SYDNEY: Australia’s unemployment rate dropped for the second-straight month in November, data showed Thursday, signaling an improvement in the domestic economy even as concern grows about a slowdown in the nation’s largest trading partner China.
The jobless rate was a seasonally adjusted 5.8 percent in November, down from 5.9 percent the previous month and 6.2 percent in September, the Australian Bureau of Statistics said.
Some 71,400 jobs were added to the economy in November, about 41,600 full-time positions and around 29,700 part-time.
The latest figure of 5.8 percent—the lowest reading since April 2014—surprised the market, with the Australian dollar jumping almost one US cent to 73.32 US cents after the data release.
Economists had expected the unemployment data to worsen slightly to 6.0 percent after October’s improved figure.
Analysts cautioned the data was volatile, noting that some of the job gains were due to a rotation in the groups of people being sampled for the monthly reading, but added that the figures were pointing to an overall strengthening of the labor market.
“Even allowing for [the rotation of those being sampled], there was some improvement in hiring versus market expectations of a modest correction,” Barclays chief economist for Australia Kieran Davies told Agence France-Presse.
“So I think that the headline number is overblown but there’s still an underlying improvement in the jobs market, and you can see it over a whole bunch of official and private indicators.”

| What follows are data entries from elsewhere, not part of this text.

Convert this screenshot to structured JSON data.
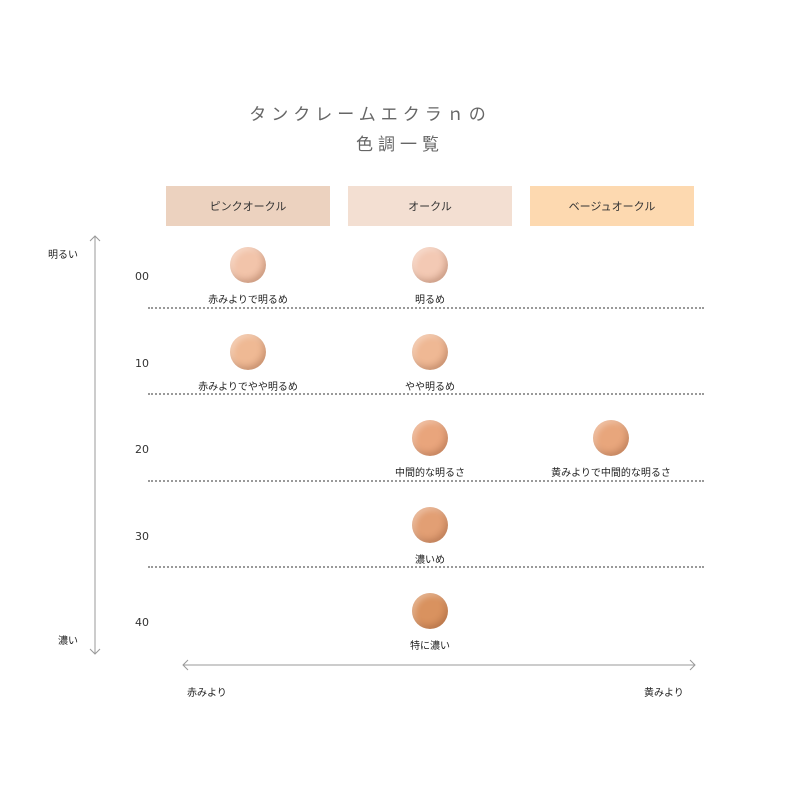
{
  "title": {
    "line1": "タンクレームエクラｎの",
    "line2": "色調一覧"
  },
  "columns": [
    {
      "label": "ピンクオークル",
      "color": "#ecd2bf"
    },
    {
      "label": "オークル",
      "color": "#f3dfd2"
    },
    {
      "label": "ベージュオークル",
      "color": "#fdd9b0"
    }
  ],
  "rows": [
    {
      "label": "00",
      "cells": [
        {
          "caption": "赤みよりで明るめ",
          "color": "#f2c4aa"
        },
        {
          "caption": "明るめ",
          "color": "#f3c9b4"
        },
        null
      ]
    },
    {
      "label": "10",
      "cells": [
        {
          "caption": "赤みよりでやや明るめ",
          "color": "#efb994"
        },
        {
          "caption": "やや明るめ",
          "color": "#efb894"
        },
        null
      ]
    },
    {
      "label": "20",
      "cells": [
        null,
        {
          "caption": "中間的な明るさ",
          "color": "#e9a57c"
        },
        {
          "caption": "黄みよりで中間的な明るさ",
          "color": "#e8a67c"
        }
      ]
    },
    {
      "label": "30",
      "cells": [
        null,
        {
          "caption": "濃いめ",
          "color": "#e29f74"
        },
        null
      ]
    },
    {
      "label": "40",
      "cells": [
        null,
        {
          "caption": "特に濃い",
          "color": "#d9925f"
        },
        null
      ]
    }
  ],
  "axes": {
    "top": "明るい",
    "bottom": "濃い",
    "left": "赤みより",
    "right": "黄みより"
  }
}
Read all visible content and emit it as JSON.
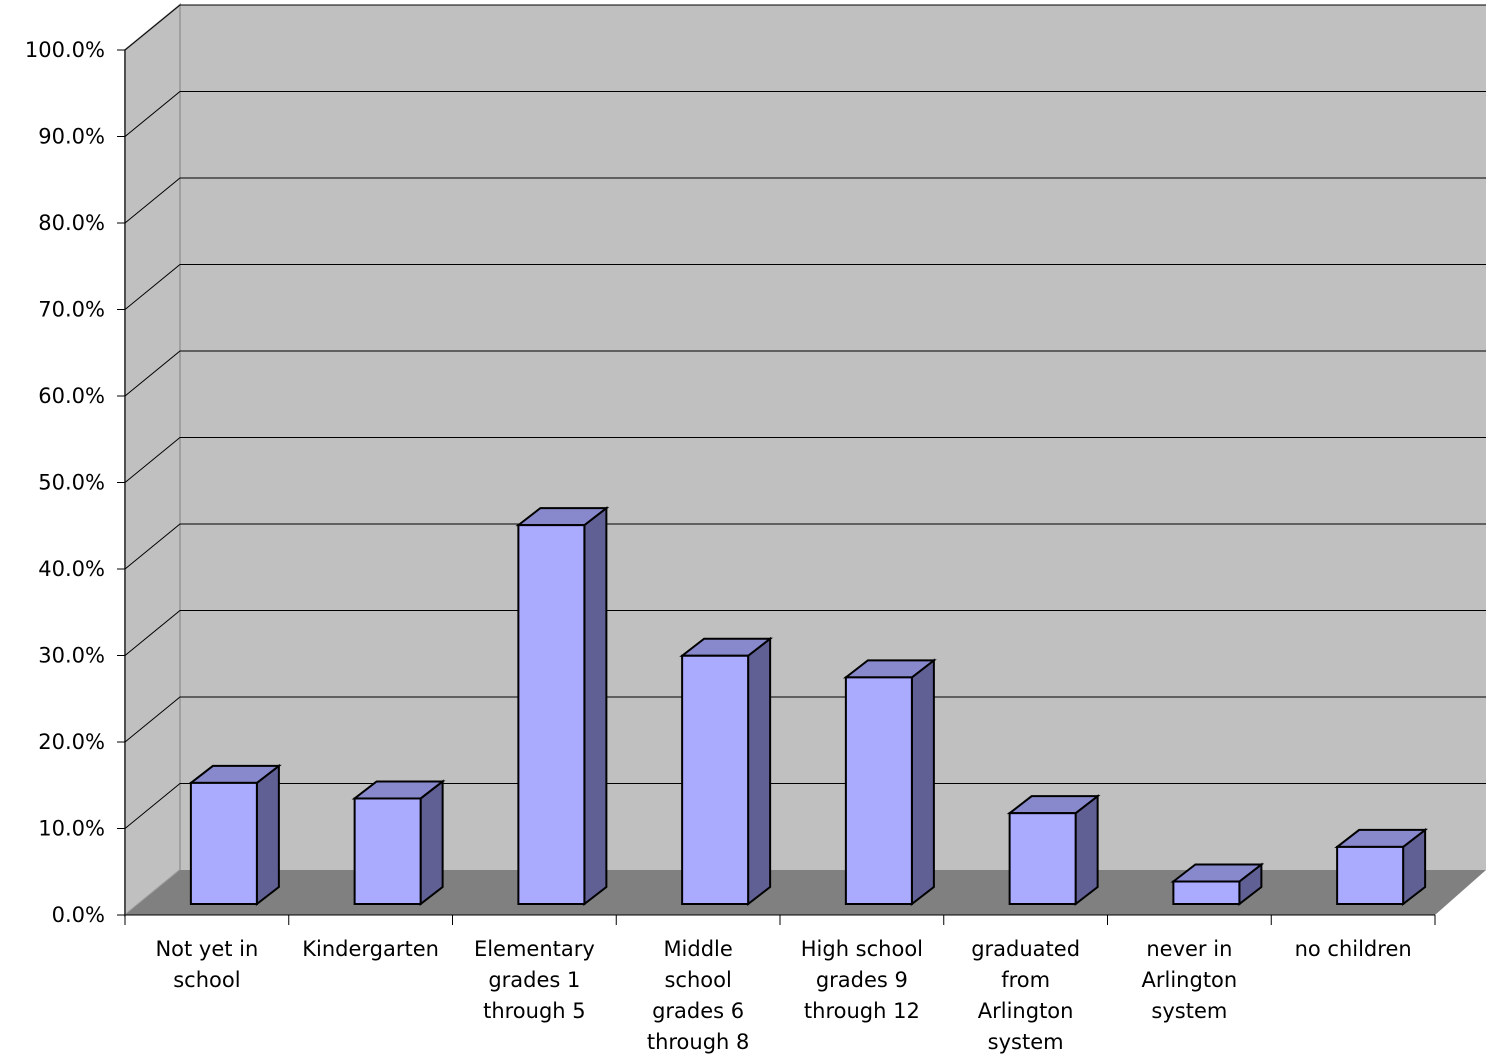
{
  "chart_data": {
    "type": "bar",
    "title": "",
    "xlabel": "",
    "ylabel": "",
    "ylim": [
      0,
      100
    ],
    "yticks": [
      "0.0%",
      "10.0%",
      "20.0%",
      "30.0%",
      "40.0%",
      "50.0%",
      "60.0%",
      "70.0%",
      "80.0%",
      "90.0%",
      "100.0%"
    ],
    "categories": [
      [
        "Not yet in",
        "school"
      ],
      [
        "Kindergarten"
      ],
      [
        "Elementary",
        "grades 1",
        "through 5"
      ],
      [
        "Middle",
        "school",
        "grades 6",
        "through 8"
      ],
      [
        "High school",
        "grades 9",
        "through 12"
      ],
      [
        "graduated",
        "from",
        "Arlington",
        "system"
      ],
      [
        "never in",
        "Arlington",
        "system"
      ],
      [
        "no children"
      ]
    ],
    "values": [
      14.0,
      12.2,
      43.8,
      28.7,
      26.2,
      10.5,
      2.6,
      6.6
    ],
    "grid": true,
    "style": "3d",
    "colors": {
      "bar_front": "#aaaaff",
      "bar_top": "#8888cc",
      "bar_side": "#606095",
      "back_wall": "#c0c0c0",
      "floor": "#808080"
    }
  }
}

The economy has struggled over the past year amid a fall in mining investment following an unprecedented boom that has helped Australia avoid a recession for 24 years.
The Reserve Bank of Australia (RBA) has slashed interest rates by 275 basis points since
November 2011 to encourage non-mining sectors of the economy to fill the gap left by the decline in resources investment, but the transition has been patchy, with some businesses still reluctant to spend.
Uncertainty about the resilience of the resources-dependent economy has also been fuelled by a slowdown in China, the world’s largest commodities consumer.
“The RBA would read [the new data]as a sign that there is some improvement in the economy underway, but in terms of a risk of another rate cut, I still think there’s uncertainty about the outlook for China,” added Davies.
The central bank is due to meet next in February following the release of the December jobless figures and quarterly inflation data in January.